The ceiling. Many homes built in the 1970s and 80s have lowered ceilings with fluorescent light boxes. In some cases this creates a sleek, modern look and provides good light, but in most cases it makes the ceiling feel oppressive and the space small. Attempts to lighten up the space with lighter colors are good, but nothing makes as big a difference as removing that old ceiling and restoring it to structural ceiling level, which usually is a foot higher. If you can’t remove it completely for mechanical or structural reasons, you usually can remove all but what can appear to be a decorative box or “furr down” around the edge of the space.
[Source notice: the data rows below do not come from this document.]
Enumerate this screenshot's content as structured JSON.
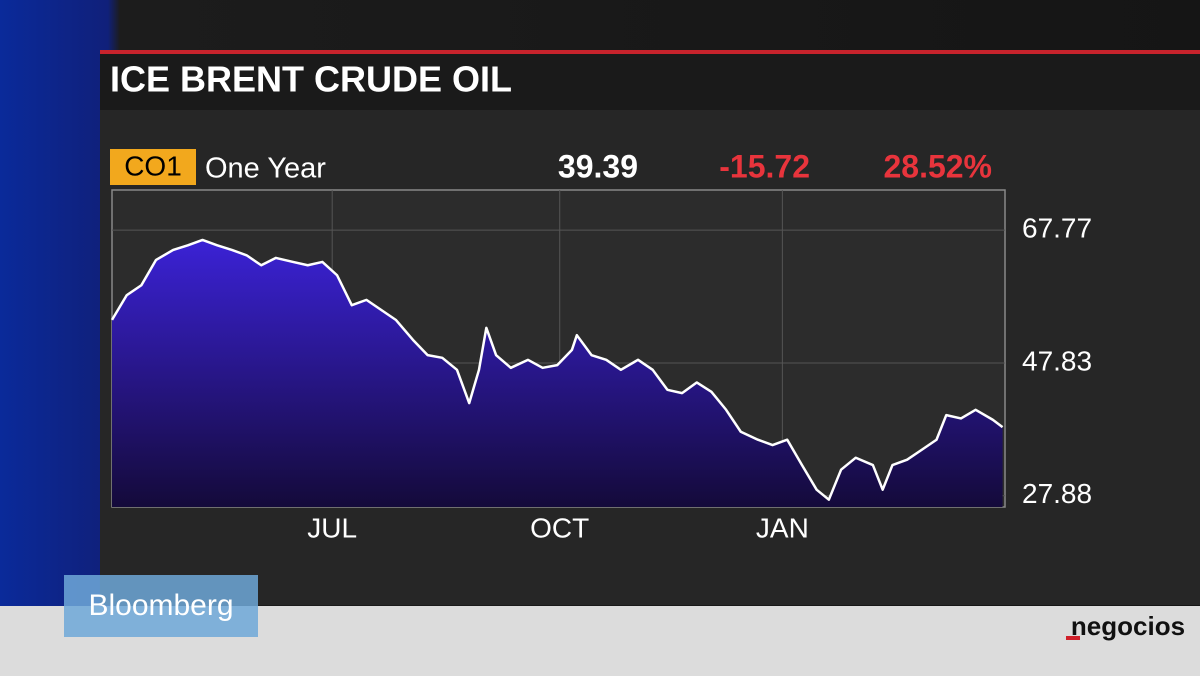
{
  "chart_data": {
    "type": "area",
    "title": "ICE BRENT CRUDE OIL",
    "ticker": "CO1",
    "period": "One Year",
    "last": "39.39",
    "change": "-15.72",
    "change_pct": "28.52%",
    "x": [
      0,
      6,
      12,
      18,
      25,
      31,
      37,
      43,
      49,
      55,
      61,
      67,
      74,
      80,
      86,
      92,
      98,
      104,
      110,
      116,
      123,
      129,
      135,
      141,
      146,
      150,
      153,
      157,
      163,
      170,
      176,
      182,
      188,
      190,
      196,
      202,
      208,
      215,
      221,
      227,
      233,
      239,
      245,
      251,
      257,
      264,
      270,
      276,
      282,
      288,
      293,
      298,
      304,
      311,
      315,
      319,
      325,
      331,
      337,
      341,
      347,
      353,
      360,
      364
    ],
    "values": [
      54.3,
      58.0,
      59.5,
      63.3,
      64.8,
      65.5,
      66.3,
      65.5,
      64.8,
      64.0,
      62.5,
      63.6,
      63.0,
      62.5,
      63.0,
      61.0,
      56.5,
      57.3,
      55.8,
      54.3,
      51.3,
      49.0,
      48.6,
      46.8,
      41.8,
      46.8,
      53.1,
      49.0,
      47.1,
      48.3,
      47.1,
      47.5,
      49.8,
      52.0,
      49.0,
      48.3,
      46.8,
      48.3,
      46.8,
      43.8,
      43.3,
      44.9,
      43.5,
      40.8,
      37.5,
      36.3,
      35.5,
      36.3,
      32.5,
      28.8,
      27.3,
      31.8,
      33.6,
      32.5,
      28.8,
      32.5,
      33.3,
      34.8,
      36.3,
      40.0,
      39.5,
      40.8,
      39.3,
      38.2
    ],
    "color": "#ffffff",
    "fill_top": "#3b22d6",
    "fill_bottom": "#140a3a",
    "xlim": [
      0,
      365
    ],
    "xticks": [
      {
        "value": 90,
        "label": "JUL"
      },
      {
        "value": 183,
        "label": "OCT"
      },
      {
        "value": 274,
        "label": "JAN"
      }
    ],
    "ylim": [
      26.2,
      73.8
    ],
    "yticks": [
      27.88,
      47.83,
      67.77
    ],
    "grid": true
  },
  "broadcaster": "Bloomberg",
  "publisher": "negocios"
}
Traffic flow. In an attempt to create a good work triangle, many older kitchens are closed in with walls or base cabinets on all sides creating a “choke point” for traffic coming into and out of the space. Today’s kitchen needs an open space with an oversized island and open circulation. Families cook together, and openness allows everyone to flow into the kitchen and around the island to prepare food or fix a plate without interrupting the cook.
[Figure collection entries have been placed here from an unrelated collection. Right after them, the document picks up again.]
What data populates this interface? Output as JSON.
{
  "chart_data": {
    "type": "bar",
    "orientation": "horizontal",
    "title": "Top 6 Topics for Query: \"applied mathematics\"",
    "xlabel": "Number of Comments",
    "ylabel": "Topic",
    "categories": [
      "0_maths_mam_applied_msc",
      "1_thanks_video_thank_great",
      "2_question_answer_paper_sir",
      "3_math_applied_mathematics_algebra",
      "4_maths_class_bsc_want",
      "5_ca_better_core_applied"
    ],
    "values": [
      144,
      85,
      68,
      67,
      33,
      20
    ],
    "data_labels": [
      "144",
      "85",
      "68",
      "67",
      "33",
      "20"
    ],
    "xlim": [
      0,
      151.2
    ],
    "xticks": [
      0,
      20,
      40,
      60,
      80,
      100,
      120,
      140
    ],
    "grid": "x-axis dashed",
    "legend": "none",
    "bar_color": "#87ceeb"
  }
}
Cabinetry. Base cabinets with wall-hung cabinets above them are on their way out, we believe. In this kitchen (see photo) a bank of 24–in. deep cabinets features no countertop at all. This can hide coffee makers, mixers and similar appliances. Meanwhile, the pantry, instead of being sheetrock and wood trim, is wrapped with wood to look like part of the cabinets, creating a furniture-like quality to the entire wall of cabinetry.
This whimsical mixing of cabinet styles, colors and shapes extends to a few other elements . Often, the island and a china cabinet are painted in a contrasting color to the rest of the cabinetry, which often is stained and clear finished. In the kitchen shownon this page, the interior designer also painted the cabinetry that encases the vent hood with that same ebony or espresso finish. Many times we incorporate cabinet doors with glass panels; for the less bold, these panels can be seed glass, rain glass or some other translucent but not transparent glass.
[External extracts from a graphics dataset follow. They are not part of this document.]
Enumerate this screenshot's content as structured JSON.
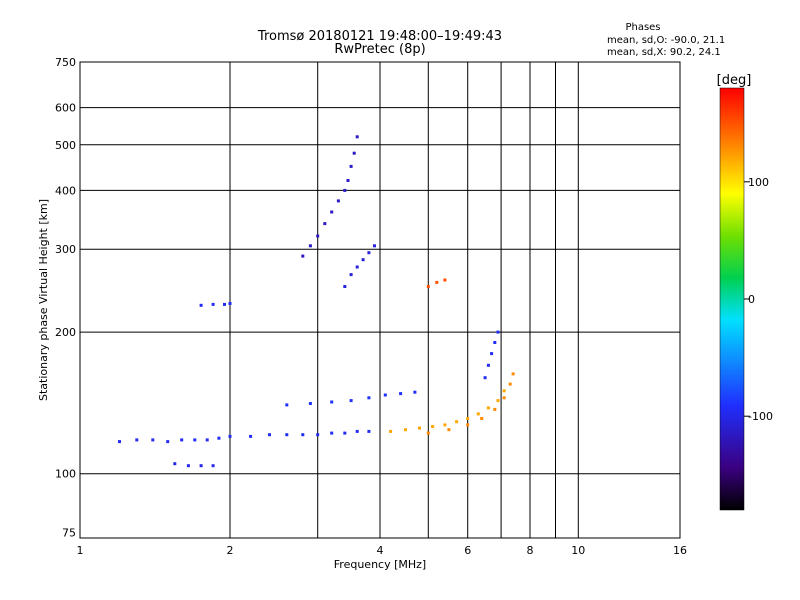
{
  "chart_data": {
    "type": "scatter",
    "title": "Tromsø 20180121 19:48:00–19:49:43",
    "subtitle": "RwPretec (8p)",
    "xlabel": "Frequency [MHz]",
    "ylabel": "Stationary phase Virtual Height [km]",
    "x_scale": "log",
    "y_scale": "log",
    "xlim": [
      1,
      16
    ],
    "ylim": [
      73,
      750
    ],
    "x_ticks": [
      1,
      2,
      4,
      6,
      8,
      10,
      16
    ],
    "x_tick_labels": [
      "1",
      "2",
      "4",
      "6",
      "8",
      "10",
      "16"
    ],
    "x_grid": [
      1,
      2,
      3,
      4,
      5,
      6,
      7,
      8,
      9,
      10,
      16
    ],
    "y_ticks": [
      75,
      100,
      200,
      300,
      400,
      500,
      600,
      750
    ],
    "y_tick_labels": [
      "75",
      "100",
      "200",
      "300",
      "400",
      "500",
      "600",
      "750"
    ],
    "y_grid": [
      100,
      200,
      300,
      400,
      500,
      600
    ],
    "grid": true,
    "phase_stats": {
      "heading": "Phases",
      "line_o": "mean, sd,O: -90.0, 21.1",
      "line_x": "mean, sd,X:  90.2, 24.1"
    },
    "colorbar": {
      "label": "[deg]",
      "range": [
        -180,
        180
      ],
      "ticks": [
        100,
        0,
        -100
      ],
      "tick_labels": [
        "100",
        "0",
        "-100"
      ]
    },
    "traces": [
      {
        "name": "",
        "phase": -95,
        "points": [
          [
            1.2,
            117
          ],
          [
            1.3,
            118
          ],
          [
            1.4,
            118
          ],
          [
            1.5,
            117
          ],
          [
            1.6,
            118
          ],
          [
            1.7,
            118
          ],
          [
            1.8,
            118
          ],
          [
            1.9,
            119
          ],
          [
            2.0,
            120
          ],
          [
            2.2,
            120
          ],
          [
            2.4,
            121
          ],
          [
            2.6,
            121
          ],
          [
            2.8,
            121
          ],
          [
            3.0,
            121
          ],
          [
            3.2,
            122
          ],
          [
            3.4,
            122
          ],
          [
            3.6,
            123
          ],
          [
            3.8,
            123
          ]
        ]
      },
      {
        "name": "",
        "phase": 120,
        "points": [
          [
            4.2,
            123
          ],
          [
            4.5,
            124
          ],
          [
            4.8,
            125
          ],
          [
            5.1,
            126
          ],
          [
            5.4,
            127
          ],
          [
            5.7,
            129
          ],
          [
            6.0,
            131
          ],
          [
            6.3,
            134
          ],
          [
            6.6,
            138
          ],
          [
            6.9,
            143
          ],
          [
            7.1,
            150
          ]
        ]
      },
      {
        "name": "",
        "phase": 130,
        "points": [
          [
            5.0,
            122
          ],
          [
            5.5,
            124
          ],
          [
            6.0,
            127
          ],
          [
            6.4,
            131
          ],
          [
            6.8,
            137
          ],
          [
            7.1,
            145
          ],
          [
            7.3,
            155
          ],
          [
            7.4,
            163
          ]
        ]
      },
      {
        "name": "",
        "phase": -90,
        "points": [
          [
            2.6,
            140
          ],
          [
            2.9,
            141
          ],
          [
            3.2,
            142
          ],
          [
            3.5,
            143
          ],
          [
            3.8,
            145
          ],
          [
            4.1,
            147
          ],
          [
            4.4,
            148
          ],
          [
            4.7,
            149
          ]
        ]
      },
      {
        "name": "",
        "phase": -100,
        "points": [
          [
            1.55,
            105
          ],
          [
            1.65,
            104
          ],
          [
            1.75,
            104
          ],
          [
            1.85,
            104
          ]
        ]
      },
      {
        "name": "",
        "phase": -95,
        "points": [
          [
            1.75,
            228
          ],
          [
            1.85,
            229
          ],
          [
            1.95,
            229
          ],
          [
            2.0,
            230
          ]
        ]
      },
      {
        "name": "",
        "phase": -115,
        "points": [
          [
            2.8,
            290
          ],
          [
            2.9,
            305
          ],
          [
            3.0,
            320
          ],
          [
            3.1,
            340
          ],
          [
            3.2,
            360
          ],
          [
            3.3,
            380
          ],
          [
            3.4,
            400
          ],
          [
            3.45,
            420
          ],
          [
            3.5,
            450
          ],
          [
            3.55,
            480
          ],
          [
            3.6,
            520
          ]
        ]
      },
      {
        "name": "",
        "phase": -105,
        "points": [
          [
            3.4,
            250
          ],
          [
            3.5,
            265
          ],
          [
            3.6,
            275
          ],
          [
            3.7,
            285
          ],
          [
            3.8,
            295
          ],
          [
            3.9,
            305
          ]
        ]
      },
      {
        "name": "",
        "phase": -95,
        "points": [
          [
            6.5,
            160
          ],
          [
            6.6,
            170
          ],
          [
            6.7,
            180
          ],
          [
            6.8,
            190
          ],
          [
            6.9,
            200
          ]
        ]
      },
      {
        "name": "",
        "phase": 150,
        "points": [
          [
            5.0,
            250
          ],
          [
            5.2,
            255
          ],
          [
            5.4,
            258
          ]
        ]
      }
    ]
  }
}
Islands. Islands come in all sizes and shapes, but we typically create an eating bar that doesn’t line the family up like in an old-time diner, elbow-to-elbow. We try to create an eating area that is more like a table so people can see the person they are talking to.
Lighting. The most cost-effective change to modernize any spaceis to invest in good lighting. Put glass shelves in glass cabinets with LED lights inside the boxes, or if clients don’t want glass shelves use LED ribbon lighting installed vertically inside the door pointing back at the shelves. Incorporate a decorative hanging light to set apart the eating area. And, change out fluorescents for recessed cans. Old fashioned incandescent bulbs can add heat to the kitchen, so shop for color-corrected LED bulbs instead. Add task lighting under the upper cabinets, and if your kitchen will allow, add uplighting above the uppers.